Using standard indices of LV-EF and LV-ESVI, BRL classified 83.8% of patients accurately from the patient and control populations, based upon a leave-one-out type cross validation. This improved to 91.9% with the inclusion of the RMS-P2PD biomarker. The addition of the RMS-P2PD marker was congruent with improvements in sensitivity of identifying IHD patients and improvements in specificity of identifying asymptomatic patients; each increased from 82.6% to 95.7% (see Table 1 and Figure 3).
Table 1.
BRL results, including classification sensitivity and specificity for symptomatic & asymptomatic patients.

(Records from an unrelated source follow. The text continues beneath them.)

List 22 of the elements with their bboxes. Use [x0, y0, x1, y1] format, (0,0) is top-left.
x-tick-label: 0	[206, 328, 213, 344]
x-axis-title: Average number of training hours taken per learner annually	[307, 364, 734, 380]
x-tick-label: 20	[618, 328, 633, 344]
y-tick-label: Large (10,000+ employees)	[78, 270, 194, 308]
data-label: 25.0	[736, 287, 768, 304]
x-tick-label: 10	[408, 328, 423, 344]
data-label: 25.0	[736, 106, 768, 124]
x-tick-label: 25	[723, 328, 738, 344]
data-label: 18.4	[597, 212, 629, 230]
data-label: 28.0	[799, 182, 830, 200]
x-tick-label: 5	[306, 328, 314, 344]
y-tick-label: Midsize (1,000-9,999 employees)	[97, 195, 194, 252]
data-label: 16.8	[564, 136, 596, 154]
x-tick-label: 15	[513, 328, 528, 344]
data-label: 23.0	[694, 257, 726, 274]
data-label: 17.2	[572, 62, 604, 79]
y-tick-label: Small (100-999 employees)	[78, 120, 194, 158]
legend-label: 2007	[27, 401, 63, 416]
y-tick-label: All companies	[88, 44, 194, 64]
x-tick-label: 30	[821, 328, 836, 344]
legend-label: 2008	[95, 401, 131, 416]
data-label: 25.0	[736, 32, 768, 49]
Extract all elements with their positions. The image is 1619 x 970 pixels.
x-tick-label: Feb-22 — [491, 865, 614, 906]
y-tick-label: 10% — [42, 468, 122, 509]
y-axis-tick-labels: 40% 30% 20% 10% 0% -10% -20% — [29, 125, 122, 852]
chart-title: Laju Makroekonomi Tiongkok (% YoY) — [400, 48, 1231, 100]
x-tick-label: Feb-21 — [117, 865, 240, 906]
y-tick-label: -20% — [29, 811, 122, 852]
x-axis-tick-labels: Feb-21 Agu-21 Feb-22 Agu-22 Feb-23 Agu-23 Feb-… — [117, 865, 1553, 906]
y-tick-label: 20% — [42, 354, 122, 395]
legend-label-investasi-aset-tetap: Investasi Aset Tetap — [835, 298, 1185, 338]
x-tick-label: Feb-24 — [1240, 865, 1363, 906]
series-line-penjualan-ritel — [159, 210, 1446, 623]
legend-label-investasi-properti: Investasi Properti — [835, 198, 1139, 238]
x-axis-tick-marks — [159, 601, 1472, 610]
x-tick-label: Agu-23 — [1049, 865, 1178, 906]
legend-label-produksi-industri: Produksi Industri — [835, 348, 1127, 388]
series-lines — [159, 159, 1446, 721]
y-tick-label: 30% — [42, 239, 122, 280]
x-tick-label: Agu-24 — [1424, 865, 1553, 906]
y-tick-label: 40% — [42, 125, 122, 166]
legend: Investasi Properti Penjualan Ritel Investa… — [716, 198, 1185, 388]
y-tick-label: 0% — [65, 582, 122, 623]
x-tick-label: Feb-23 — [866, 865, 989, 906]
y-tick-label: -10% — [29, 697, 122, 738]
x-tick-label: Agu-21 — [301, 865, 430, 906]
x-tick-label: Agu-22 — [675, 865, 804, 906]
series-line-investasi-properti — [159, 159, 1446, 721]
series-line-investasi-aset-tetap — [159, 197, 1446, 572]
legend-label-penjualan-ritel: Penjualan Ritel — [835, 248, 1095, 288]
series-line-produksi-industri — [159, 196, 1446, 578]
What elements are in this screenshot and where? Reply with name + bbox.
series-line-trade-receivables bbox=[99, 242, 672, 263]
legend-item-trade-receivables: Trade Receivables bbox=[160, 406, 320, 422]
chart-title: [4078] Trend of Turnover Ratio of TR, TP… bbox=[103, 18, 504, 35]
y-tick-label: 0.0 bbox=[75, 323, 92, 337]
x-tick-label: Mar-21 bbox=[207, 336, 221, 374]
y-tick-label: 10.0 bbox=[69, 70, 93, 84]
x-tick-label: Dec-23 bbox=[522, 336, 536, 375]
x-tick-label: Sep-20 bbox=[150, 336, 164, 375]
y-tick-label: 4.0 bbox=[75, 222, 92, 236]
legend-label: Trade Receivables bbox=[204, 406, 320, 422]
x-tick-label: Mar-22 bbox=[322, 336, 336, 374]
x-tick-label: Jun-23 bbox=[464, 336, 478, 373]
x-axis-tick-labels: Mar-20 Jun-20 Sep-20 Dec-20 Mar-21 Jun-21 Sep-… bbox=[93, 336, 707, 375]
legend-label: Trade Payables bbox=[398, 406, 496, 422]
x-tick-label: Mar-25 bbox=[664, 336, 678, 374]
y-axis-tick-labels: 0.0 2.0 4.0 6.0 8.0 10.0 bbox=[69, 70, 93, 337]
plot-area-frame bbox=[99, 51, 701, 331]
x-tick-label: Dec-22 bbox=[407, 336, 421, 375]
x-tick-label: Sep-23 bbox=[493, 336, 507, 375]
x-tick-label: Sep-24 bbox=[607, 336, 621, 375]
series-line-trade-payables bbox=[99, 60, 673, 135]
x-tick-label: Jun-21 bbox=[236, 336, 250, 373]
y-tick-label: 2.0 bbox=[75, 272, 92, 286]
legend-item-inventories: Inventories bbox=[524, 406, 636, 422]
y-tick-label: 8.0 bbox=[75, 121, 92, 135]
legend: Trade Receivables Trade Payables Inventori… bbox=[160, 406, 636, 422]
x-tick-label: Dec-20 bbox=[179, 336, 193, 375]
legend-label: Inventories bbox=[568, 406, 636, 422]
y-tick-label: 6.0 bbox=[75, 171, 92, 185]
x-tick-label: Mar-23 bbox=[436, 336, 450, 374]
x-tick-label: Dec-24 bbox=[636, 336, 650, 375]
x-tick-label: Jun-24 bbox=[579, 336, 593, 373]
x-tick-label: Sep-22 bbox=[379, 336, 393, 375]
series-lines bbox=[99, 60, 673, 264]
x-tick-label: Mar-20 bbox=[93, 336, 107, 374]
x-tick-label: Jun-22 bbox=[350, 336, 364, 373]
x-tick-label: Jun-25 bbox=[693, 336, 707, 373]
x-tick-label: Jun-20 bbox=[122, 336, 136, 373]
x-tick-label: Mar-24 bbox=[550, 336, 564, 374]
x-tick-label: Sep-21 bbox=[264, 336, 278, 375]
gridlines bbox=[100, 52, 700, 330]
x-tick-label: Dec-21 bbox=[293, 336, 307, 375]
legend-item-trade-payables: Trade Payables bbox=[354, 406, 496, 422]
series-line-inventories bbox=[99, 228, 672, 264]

Accuracy (%) | Class | Sensitivity (%) | Specificity (%) | |
---|---|---|---|---|
RMS-P2PD only | 70.27 ± 7.62 | IHD | 65.22 ± 10.15 | 78.57 ± 11.38 |
Control | 78.57 ± 11.38 | 65.22 ± 10.15 | ||
LV-EF, LV-ESVI | 83.78 ± 6.14 | IHD | 82.61 ± 8.08 | 85.71 ± 9.71 |
Control | 85.71 ± 9.71 | 82.61 ± 8.08 | ||
LV-EF, LV-ESVI & RMS-P2PD | 91.89 ± 4.55 | IHD | 95.65 ± 4.35 | 85.71 ± 9.71 |
Control | 85.71 ± 9.70 | 95.65 ± 4.35 |
Figure 3.
RMS-P2PD i.e. RMS difference between individual patient-specific endocardium-averaged and the mean P2PD curve over the cardiac cycle for the asymptomatic patients, presented for: a) the individual IHD patients (top); and b) the individual asymptomatic controls (bottom), considered in our study cohort. The individual P2PD characteristic curves over the cardiac cycle for each cohort are presented alongside along with a background of the mean and standard deviation for the respective cohort.
4. Conclusion
In this pilot study we demonstrate, for the first time in the literature, the value of a promising paradigm for employing regional cardiac function as a novel imaging-based biomarker for automatically classifying patients with ischemic cardiomyopathy, based on cine CMR image data. While tissue-tagged CMR image analysis is capable of measuring myocardial strain, the presented technique of HD analysis provides an equivalent metric of regional endocardial strain using standard cine CMR images alone, further resulting in objective renderings that quantify and enable spatial identification of wall-motion abnormalities. Using BRL, it was possible to quantitatively evidence the merit of the proposed novel RMS-P2PD biomarker for identifying quantitative signs of pathological endocardial function. It was also shown that when contrasted against an appropriate asymptomatic reference P2PD time-history characteristic, the RMS-P2PD marker may boost the value of routinely extracted CMR image makers (LV-EF, LV-ESVI) in their classification accuracy to act as precursors of declining cardiac performance. Shape-based imaging biomarkers of cardiac function may have potential in facilitating timely, informed and appropriate clinical attention for IHD patients. A larger group of asymptomatic controls will provide the ability to more accurately characterize a baseline P2PD time-history characteristic for the RMS-P2PD marker, which may in-turn improve classification accuracy. Therefore, a similar study with a larger patient cohort is warranted in order to validate this pilot study.
Acknowledgments
The authors gratefully acknowledge grant number R01LM010950 from the National Library of Medicine at the National Institutes of Health. VG was funded also in part by grants R01GM100387 and P50CA090440 from the National Institutes of Health. The content is solely the responsibility of the authors and does not necessarily represent the official views of the National Institutes of Health.